Perjalanan menuju pusat kota adalah sebuah tontonan kontras. Maybach melaju di jalanan yang ramai dengan lalu lintas padat Maroko—beberapa taksi tua petit berwarna merah, gerobak dorong, dan motor yang lincah. Di dalam mobil kedap suara itu, Zayn merasa terisolasi dalam kepompong kemewahan absolut. Orang-orang di luar hanya bisa melirik dengan kagum (atau mungkin sedikit iri) pada sedan Jerman ultra-eksklusif itu.
Zayn menggunakan waktu perjalanan untuk melakukan panggilan bisnis bebas genggam melalui sistem MBUX canggih mobilnya. Dia membahas detail kontrak, angka, dan logistik dengan para eksekutifnya di kantor pusat.
"Pastikan semua berkas dipresentasikan dengan font yang rapi. Kita ingin mitra Four Seasons terkesan," instruksinya via telepon.

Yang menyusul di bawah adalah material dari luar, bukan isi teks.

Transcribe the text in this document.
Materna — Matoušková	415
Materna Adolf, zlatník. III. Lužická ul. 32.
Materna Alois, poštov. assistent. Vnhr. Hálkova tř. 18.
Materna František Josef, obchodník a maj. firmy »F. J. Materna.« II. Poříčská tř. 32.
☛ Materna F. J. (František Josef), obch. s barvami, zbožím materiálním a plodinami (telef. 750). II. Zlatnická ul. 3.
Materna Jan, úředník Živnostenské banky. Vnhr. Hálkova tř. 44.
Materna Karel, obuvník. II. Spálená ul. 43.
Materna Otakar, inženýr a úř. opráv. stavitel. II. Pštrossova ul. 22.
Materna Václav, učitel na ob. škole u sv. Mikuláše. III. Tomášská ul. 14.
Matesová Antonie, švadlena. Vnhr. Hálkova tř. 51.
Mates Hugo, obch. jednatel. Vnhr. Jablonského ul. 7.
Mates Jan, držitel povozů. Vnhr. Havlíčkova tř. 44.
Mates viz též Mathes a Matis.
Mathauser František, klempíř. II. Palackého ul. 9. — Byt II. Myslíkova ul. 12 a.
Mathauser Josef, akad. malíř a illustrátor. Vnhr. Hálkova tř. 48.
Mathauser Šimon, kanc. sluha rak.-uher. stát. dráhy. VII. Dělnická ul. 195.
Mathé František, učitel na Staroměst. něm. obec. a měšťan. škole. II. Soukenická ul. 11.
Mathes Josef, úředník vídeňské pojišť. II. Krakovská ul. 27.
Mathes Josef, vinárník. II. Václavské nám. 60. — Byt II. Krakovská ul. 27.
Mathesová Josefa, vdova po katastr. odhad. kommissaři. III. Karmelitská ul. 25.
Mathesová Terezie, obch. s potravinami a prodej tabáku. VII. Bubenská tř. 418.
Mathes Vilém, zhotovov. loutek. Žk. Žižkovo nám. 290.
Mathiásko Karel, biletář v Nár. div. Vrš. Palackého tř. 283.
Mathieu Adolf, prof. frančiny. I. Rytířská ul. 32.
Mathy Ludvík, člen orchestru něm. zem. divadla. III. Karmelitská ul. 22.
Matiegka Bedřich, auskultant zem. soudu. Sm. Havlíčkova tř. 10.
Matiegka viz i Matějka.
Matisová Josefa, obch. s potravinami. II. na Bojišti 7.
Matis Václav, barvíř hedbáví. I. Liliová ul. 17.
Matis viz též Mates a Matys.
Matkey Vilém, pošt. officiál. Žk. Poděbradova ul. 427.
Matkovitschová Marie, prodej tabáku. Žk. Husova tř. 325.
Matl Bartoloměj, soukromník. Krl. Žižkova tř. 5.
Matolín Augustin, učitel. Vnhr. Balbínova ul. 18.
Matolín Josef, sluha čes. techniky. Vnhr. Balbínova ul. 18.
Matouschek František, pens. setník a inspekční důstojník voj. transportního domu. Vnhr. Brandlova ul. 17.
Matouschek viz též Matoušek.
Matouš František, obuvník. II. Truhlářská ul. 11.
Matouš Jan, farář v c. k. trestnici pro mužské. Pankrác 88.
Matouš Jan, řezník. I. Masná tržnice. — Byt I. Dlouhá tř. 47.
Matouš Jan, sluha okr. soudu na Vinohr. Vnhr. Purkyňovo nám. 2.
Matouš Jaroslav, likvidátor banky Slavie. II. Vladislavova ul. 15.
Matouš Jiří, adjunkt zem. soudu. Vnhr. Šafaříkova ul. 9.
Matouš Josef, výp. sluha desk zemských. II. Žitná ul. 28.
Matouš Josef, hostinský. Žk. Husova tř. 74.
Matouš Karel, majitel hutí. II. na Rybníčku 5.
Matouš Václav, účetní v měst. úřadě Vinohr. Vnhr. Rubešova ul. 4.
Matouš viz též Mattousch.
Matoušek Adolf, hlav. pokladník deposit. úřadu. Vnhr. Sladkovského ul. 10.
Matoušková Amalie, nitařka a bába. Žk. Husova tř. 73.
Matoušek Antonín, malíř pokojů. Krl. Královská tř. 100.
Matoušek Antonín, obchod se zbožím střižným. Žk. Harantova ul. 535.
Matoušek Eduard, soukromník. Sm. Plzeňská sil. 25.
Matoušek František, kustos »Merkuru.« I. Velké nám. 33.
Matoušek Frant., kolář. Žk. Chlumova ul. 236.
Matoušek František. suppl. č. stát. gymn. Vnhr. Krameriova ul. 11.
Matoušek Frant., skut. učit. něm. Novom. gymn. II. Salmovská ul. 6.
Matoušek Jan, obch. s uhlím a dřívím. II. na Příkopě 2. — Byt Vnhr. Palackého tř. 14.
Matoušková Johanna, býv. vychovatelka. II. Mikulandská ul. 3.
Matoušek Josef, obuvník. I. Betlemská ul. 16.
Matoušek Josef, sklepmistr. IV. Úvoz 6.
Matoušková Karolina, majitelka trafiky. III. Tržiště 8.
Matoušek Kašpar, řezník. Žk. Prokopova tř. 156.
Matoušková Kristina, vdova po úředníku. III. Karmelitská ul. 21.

Ketika Maybach akhirnya tiba di lobi gedung pencakar langit tempat kantornya berada, seorang petugas parkir berlari sigap untuk membukakan pintu belakangnya—Zayn jarang menyetir sendiri jika di kantor.
Zayn keluar dari mobil dengan langkah penuh percaya diri. Setelan Brioni-nya pas sempurna, arloji AP-nya berkilau, dan dia siap menaklukkan hari bisnis di Casablanca. Mobilnya, si Maybach S 680, hanya salah satu alat dalam gudang senjatanya—sebuah alat yang sangat, sangat mahal, tetapi membuatnya merasa di puncak dunia.